A week ago the last of the strawberries were harvested. The pickings were slim and even the chipmunks abandoned the vegetable garden looking for food. As I scoured the patch for the last time, removing the bird netting, I found a few perfect fruits reminding me how fortunate we have been this season with bountiful harvests every day for many weeks. The last berries were bittersweet to the taste as they reminded me of what I won’t sample for nearly a year. But that is the way of the garden as most crops—save greens, radishes and similar veg—come for but for a short time each year. We cherish these short visitors the most, particularly when first absent. But as the strawberries were fading, the blueberries were ripening.
They first tease us with collections of berries cloistered in clusters too white to even consider. Then slowly a few berries come into color with daylight and a deepening blue patina appearing on their sunny side. After I picked the last of the strawberries, I visited the blueberry bushes hoping to grab an early arrival. Just when I thought I found a ripe one after picking it I saw its bifurcated form: half white, half blue. It rewarded my impatience with a sourness causing my mouth to draw up with a pucker. Over the last week I continued to look for a completely ripe berry but found none.
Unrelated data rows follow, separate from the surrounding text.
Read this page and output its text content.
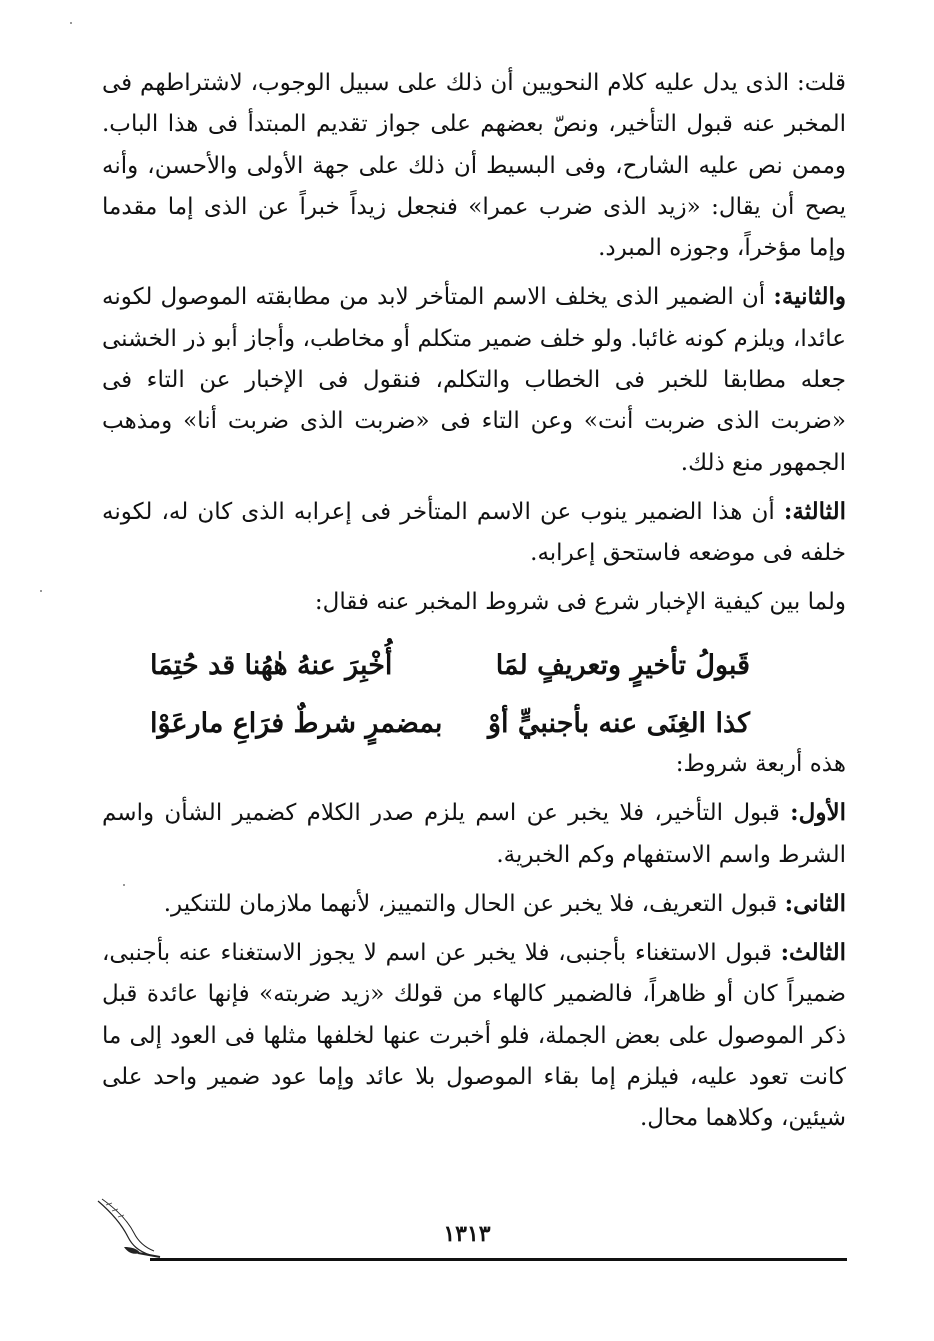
قلت: الذى يدل عليه كلام النحويين أن ذلك على سبيل الوجوب، لاشتراطهم فى المخبر عنه قبول التأخير، ونصّ بعضهم على جواز تقديم المبتدأ فى هذا الباب. وممن نص عليه الشارح، وفى البسيط أن ذلك على جهة الأولى والأحسن، وأنه يصح أن يقال: «زيد الذى ضرب عمرا» فنجعل زيداً خبراً عن الذى إما مقدما وإما مؤخراً، وجوزه المبرد.

والثانية: أن الضمير الذى يخلف الاسم المتأخر لابد من مطابقته الموصول لكونه عائدا، ويلزم كونه غائبا. ولو خلف ضمير متكلم أو مخاطب، وأجاز أبو ذر الخشنى جعله مطابقا للخبر فى الخطاب والتكلم، فنقول فى الإخبار عن التاء فى «ضربت الذى ضربت أنت» وعن التاء فى «ضربت الذى ضربت أنا» ومذهب الجمهور منع ذلك.

الثالثة: أن هذا الضمير ينوب عن الاسم المتأخر فى إعرابه الذى كان له، لكونه خلفه فى موضعه فاستحق إعرابه.

ولما بين كيفية الإخبار شرع فى شروط المخبر عنه فقال:

قَبولُ تأخيرٍ وتعريفٍ لمَا
أُخْبِرَ عنهُ هٰهُنا قد حُتِمَا
كذا الغِنَى عنه بأجنبيٍّ أوْ
بمضمرٍ شرطٌ فرَاعِ مارعَوْا

هذه أربعة شروط:

الأول: قبول التأخير، فلا يخبر عن اسم يلزم صدر الكلام كضمير الشأن واسم الشرط واسم الاستفهام وكم الخبرية.

الثانى: قبول التعريف، فلا يخبر عن الحال والتمييز، لأنهما ملازمان للتنكير.

الثالث: قبول الاستغناء بأجنبى، فلا يخبر عن اسم لا يجوز الاستغناء عنه بأجنبى، ضميراً كان أو ظاهراً، فالضمير كالهاء من قولك «زيد ضربته» فإنها عائدة قبل ذكر الموصول على بعض الجملة، فلو أخبرت عنها لخلفها مثلها فى العود إلى ما كانت تعود عليه، فيلزم إما بقاء الموصول بلا عائد وإما عود ضمير واحد على شيئين، وكلاهما محال.

١٣١٣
This morning I was hoping for better luck and went to visit the bushes with Charlotte and Juana. Creeping behind the bushes, I pulled a few ripe ones but still were fooled into harvesting ones that should have remained on the plant. Charlotte had no such issue as she became a two-handed harvester rapidly pulling ripe fruits from untouched branches and stuffing them into her mouth faster than could a flock of birds. We stopped her reminding her that these fruits should be savored rather than gulped. She reluctantly agreed and went in for lunch with us. Later in the day, Juana and her would better survey the first real pickings of blueberries and harvest the first crop of the season.